The inode (index node) is a data structure in a Unix-style file system that describes a file-system object such as a file or a directory. Each inode stores the attributes and disk block location(s) of the object's data.[1] File-system object attributes may include metadata (times of last change,[2] access, modification), as well as owner and permission data.

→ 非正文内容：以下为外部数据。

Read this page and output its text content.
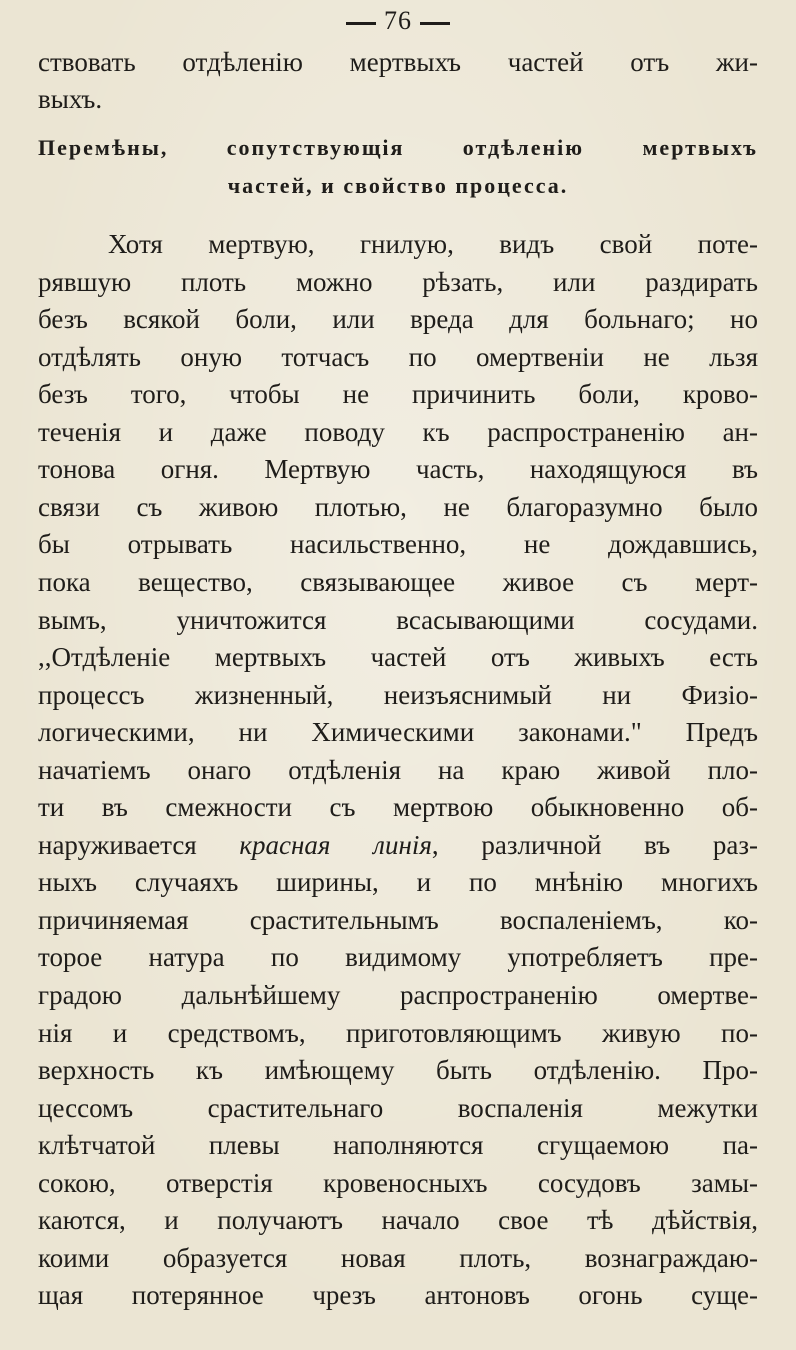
76
ствовать отдѣленію мертвыхъ частей отъ жи-
выхъ.
Перемѣны, сопутствующія отдѣленію мертвыхъ
частей, и свойство процесса.
Хотя мертвую, гнилую, видъ свой поте-
рявшую плоть можно рѣзать, или раздирать
безъ всякой боли, или вреда для больнаго; но
отдѣлять оную тотчасъ по омертвеніи не льзя
безъ того, чтобы не причинить боли, крово-
теченія и даже поводу къ распространенію ан-
тонова огня. Мертвую часть, находящуюся въ
связи съ живою плотью, не благоразумно было
бы отрывать насильственно, не дождавшись,
пока вещество, связывающее живое съ мерт-
вымъ, уничтожится всасывающими сосудами.
,,Отдѣленіе мертвыхъ частей отъ живыхъ есть
процессъ жизненный, неизъяснимый ни Физіо-
логическими, ни Химическими законами." Предъ
начатіемъ онаго отдѣленія на краю живой пло-
ти въ смежности съ мертвою обыкновенно об-
наруживается красная линія, различной въ раз-
ныхъ случаяхъ ширины, и по мнѣнію многихъ
причиняемая срастительнымъ воспаленіемъ, ко-
торое натура по видимому употребляетъ пре-
градою дальнѣйшему распространенію омертве-
нія и средствомъ, приготовляющимъ живую по-
верхность къ имѣющему быть отдѣленію. Про-
цессомъ срастительнаго воспаленія межутки
клѣтчатой плевы наполняются сгущаемою па-
сокою, отверстія кровеносныхъ сосудовъ замы-
каются, и получаютъ начало свое тѣ дѣйствія,
коими образуется новая плоть, вознаграждаю-
щая потерянное чрезъ антоновъ огонь суще-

大意是在Unix-style 的檔案系統中的一種資料結構, 代表一個檔案或者目錄

/*
 * Keep mostly read-only and often accessed (especially for
 * the RCU path lookup and 'stat' data) fields at the beginning
 * of the 'struct inode'
 */
struct inode {
	umode_t			i_mode;
	unsigned short		i_opflags;
	kuid_t			i_uid;
	kgid_t			i_gid;
	unsigned int		i_flags;

#ifdef CONFIG_FS_POSIX_ACL
	struct posix_acl	*i_acl;
	struct posix_acl	*i_default_acl;
#endif

	const struct inode_operations	*i_op;
	struct super_block	*i_sb;
	struct address_space	*i_mapping;

#ifdef CONFIG_SECURITY
	void			*i_security;
#endif

	/* Stat data, not accessed from path walking */
	unsigned long		i_ino;
	/*
	 * Filesystems may only read i_nlink directly.  They shall use the
	 * following functions for modification:
	 *
	 *    (set|clear|inc|drop)_nlink
	 *    inode_(inc|dec)_link_count
	 */
	union {
		const unsigned int i_nlink;
		unsigned int __i_nlink;
	};
	dev_t			i_rdev;
	loff_t			i_size;
	struct timespec		i_atime;
	struct timespec		i_mtime;
	struct timespec		i_ctime;
	spinlock_t		i_lock;	/* i_blocks, i_bytes, maybe i_size */
	unsigned short          i_bytes;
	unsigned int		i_blkbits;
	enum rw_hint		i_write_hint;
	blkcnt_t		i_blocks;

#ifdef __NEED_I_SIZE_ORDERED
	seqcount_t		i_size_seqcount;
#endif

	/* Misc */
	unsigned long		i_state;
	struct rw_semaphore	i_rwsem;

	unsigned long		dirtied_when;	/* jiffies of first dirtying */
	unsigned long		dirtied_time_when;

	struct hlist_node	i_hash;
	struct list_head	i_io_list;	/* backing dev IO list */
#ifdef CONFIG_CGROUP_WRITEBACK
	struct bdi_writeback	*i_wb;		/* the associated cgroup wb */

	/* foreign inode detection, see wbc_detach_inode() */
	int			i_wb_frn_winner;
	u16			i_wb_frn_avg_time;
	u16			i_wb_frn_history;
#endif
	struct list_head	i_lru;		/* inode LRU list */
	struct list_head	i_sb_list;
	struct list_head	i_wb_list;	/* backing dev writeback list */
	union {
		struct hlist_head	i_dentry;
		struct rcu_head		i_rcu;
	};
	u64			i_version;
	atomic_t		i_count;
	atomic_t		i_dio_count;
	atomic_t		i_writecount;
#ifdef CONFIG_IMA
	atomic_t		i_readcount; /* struct files open RO */
#endif
	const struct file_operations	*i_fop;	/* former ->i_op->default_file_ops */
	struct file_lock_context	*i_flctx;
	struct address_space	i_data;
	struct list_head	i_devices;
	union {
		struct pipe_inode_info	*i_pipe;
		struct block_device	*i_bdev;
		struct cdev		*i_cdev;
		char			*i_link;
		unsigned		i_dir_seq;
	};

	__u32			i_generation;

#ifdef CONFIG_FSNOTIFY
	__u32			i_fsnotify_mask; /* all events this inode cares about */
	struct fsnotify_mark_connector __rcu	*i_fsnotify_marks;
#endif

#if IS_ENABLED(CONFIG_FS_ENCRYPTION)
	struct fscrypt_info	*i_crypt_info;
#endif

	void			*i_private; /* fs or device private pointer */
} __randomize_layout;

甚麼是inode
POSIX inode description
The POSIX standard mandates file-system behavior that is strongly influenced by traditional UNIX file systems. An inode is denoted by the phrase "file serial number", defined as a per-file system unique identifier for a file.[8] That file serial number, together with the device ID of the device containing the file, uniquely identify the file within the whole system[9].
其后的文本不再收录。